Por estar tão distraída, Bena deixou algumas gotas d'água escorrerem pelo peito nu do rei. Ele estremeceu.

— Desculpe. — Ela se sentiu constrangida. — Sou tão desastrada.

— Não é nada.

Bena retornou sua tarefa, agora tentando tomar mais cuidado. O rei devia estar com frio, ela imaginou. A noite estava gelada, e a manhã ainda não rompera.

Graças à diligência dela, nenhuma água foi derramada e o cabelo do rei estava limpo. Ao menos, estava tão limpo quanto podia sem um banho de verdade. Bena afastou a bacia.

Rei Thorin tremeu de novo. Ela indagou:

— Está com frio? Quer que eu peça mais lenha para o fogo?

Ele teve um impulso e agarrou o braço dela antes que ela se levantasse.

— Não. Por favor... Fique comigo.

Foi o que ela fez, a mão do rei ainda em seu braço, os olhos fechados como se estivesse quase adormecido. Embora Bena tentasse não se concentrar no homem à sua frente, era difícil não pensar nele, pelo fato de ela estar ociosa e um pouco ansiosa.

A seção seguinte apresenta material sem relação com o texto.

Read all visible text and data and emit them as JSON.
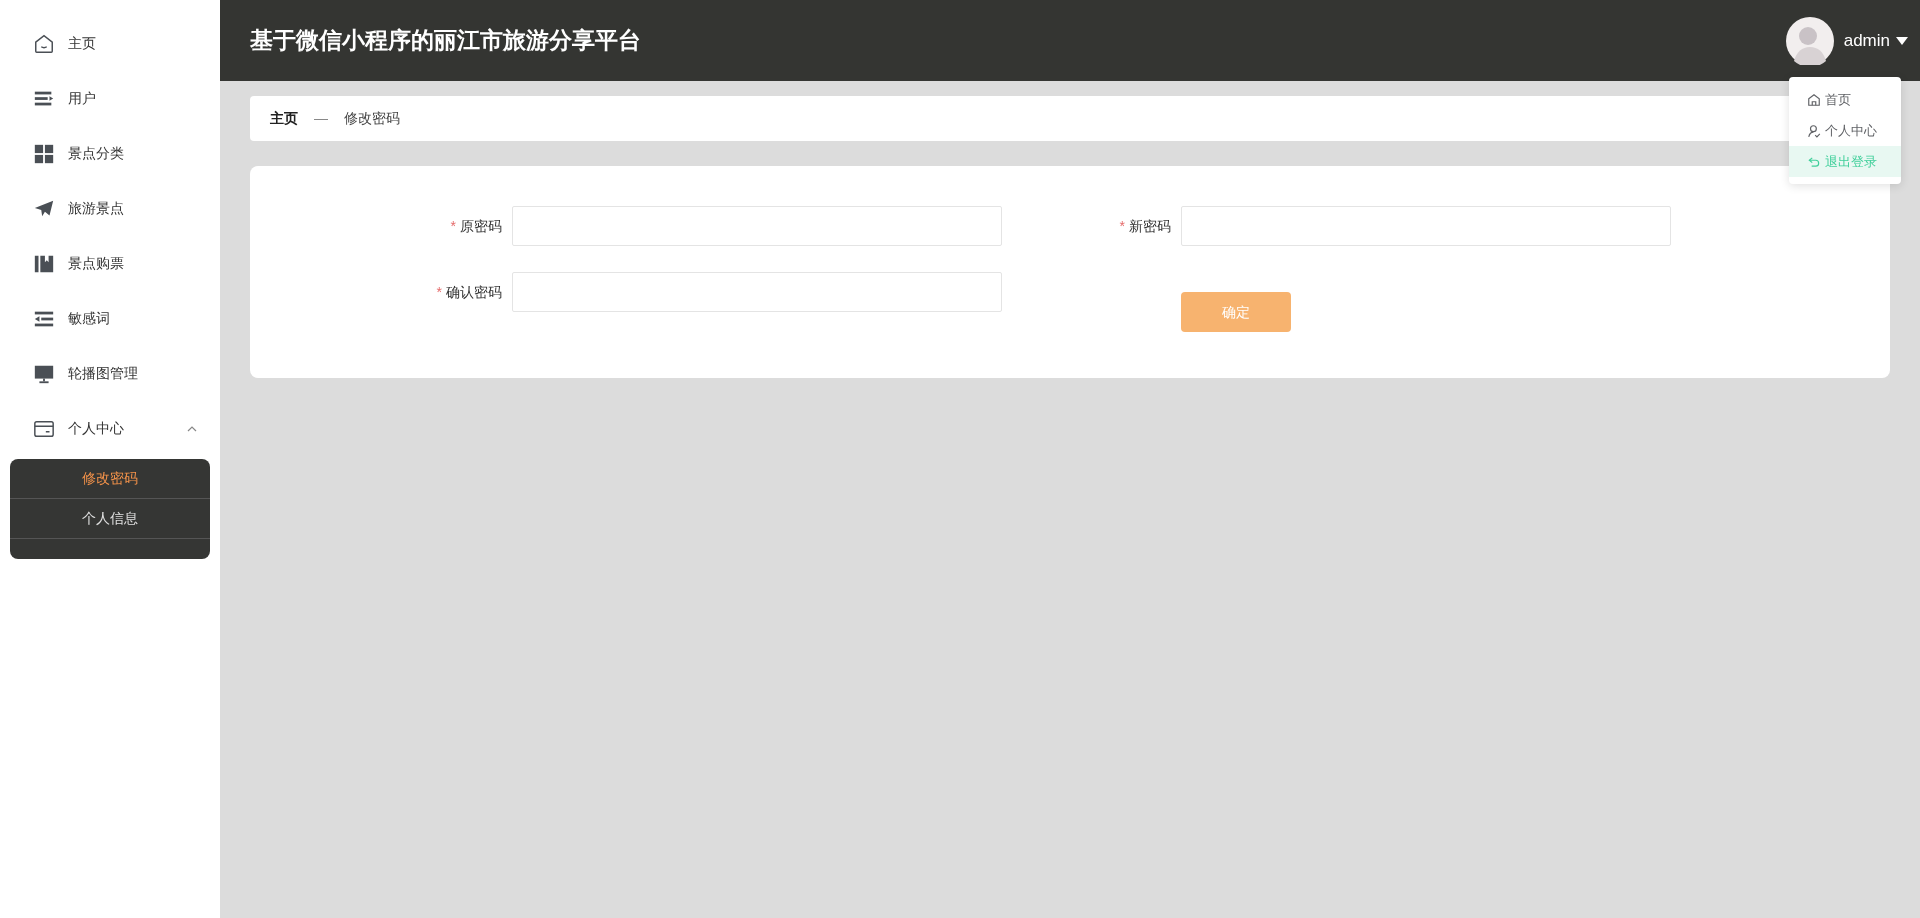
{
  "sidebar": {
    "items": [
      {
        "label": "主页"
      },
      {
        "label": "用户"
      },
      {
        "label": "景点分类"
      },
      {
        "label": "旅游景点"
      },
      {
        "label": "景点购票"
      },
      {
        "label": "敏感词"
      },
      {
        "label": "轮播图管理"
      },
      {
        "label": "个人中心",
        "expanded": true,
        "children": [
          {
            "label": "修改密码",
            "selected": true
          },
          {
            "label": "个人信息",
            "selected": false
          }
        ]
      }
    ]
  },
  "header": {
    "title": "基于微信小程序的丽江市旅游分享平台",
    "user": "admin"
  },
  "user_menu": [
    {
      "label": "首页",
      "selected": false
    },
    {
      "label": "个人中心",
      "selected": false
    },
    {
      "label": "退出登录",
      "selected": true
    }
  ],
  "breadcrumb": {
    "home": "主页",
    "separator": "—",
    "current": "修改密码"
  },
  "form": {
    "fields": [
      {
        "label": "原密码",
        "mark": "*"
      },
      {
        "label": "新密码",
        "mark": "*"
      },
      {
        "label": "确认密码",
        "mark": "*"
      }
    ],
    "submit": "确定"
  }
}
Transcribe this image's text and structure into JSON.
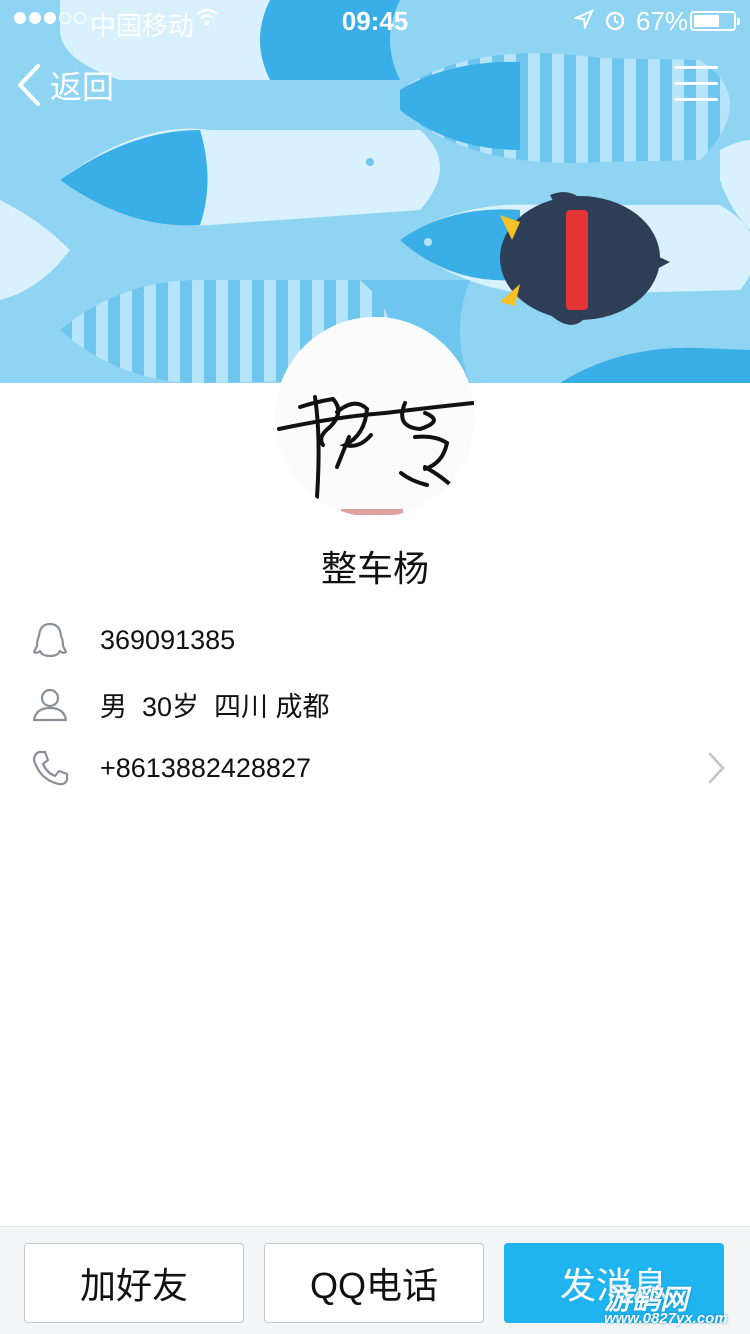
{
  "status_bar": {
    "carrier": "中国移动",
    "time": "09:45",
    "battery_percent": "67%",
    "battery_level": 0.67
  },
  "nav": {
    "back_label": "返回",
    "back_icon": "chevron-left-icon",
    "menu_icon": "hamburger-menu-icon"
  },
  "profile": {
    "nickname": "整车杨",
    "avatar": "signature-avatar"
  },
  "info": {
    "qq_number": "369091385",
    "details": "男  30岁  四川 成都",
    "phone": "+8613882428827"
  },
  "actions": {
    "add_friend": "加好友",
    "qq_call": "QQ电话",
    "send_message": "发消息"
  },
  "watermark": {
    "text": "游鹞网",
    "url": "www.0827yx.com"
  },
  "colors": {
    "banner_bg": "#8fd5f3",
    "primary_button": "#1fb4f0",
    "icon_gray": "#8a8f99"
  }
}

As palavras do rei assombravam Bena: orcs vindos por detrás dele. Ela podia imaginar imagens da batalha e aquilo a apavorava. E se Dwalin não tivesse socorrido? Ou se Dwalin tivesse chegado tarde demais? Bena quase conseguia enxergar o corpo sem vida do rei caído no chão em plena batalha, o desespero de Fíli, sangue em tudo quanto era lado...

As imagens em sua mente eram apavorantes. Não só isso. Ela começou a se dar conta de como havia chegado perto de nunca mais ver os lindos olhos impossivelmente azuis. Ou ouvir aquela voz profunda e vibrante, capaz de ressoar dentro de seu corpo tão forte que enfraquecia seus joelhos.

Bena o teria perdido.

Ela observou os traços tao tranquilos na fraca luz do fogo. Talvez ele já estivesse adormecido, pensou. Ela viu o nariz majestoso que a fascinava, as sobrancelhas que a atraíam, os lábios finos que tanto a atiçavam...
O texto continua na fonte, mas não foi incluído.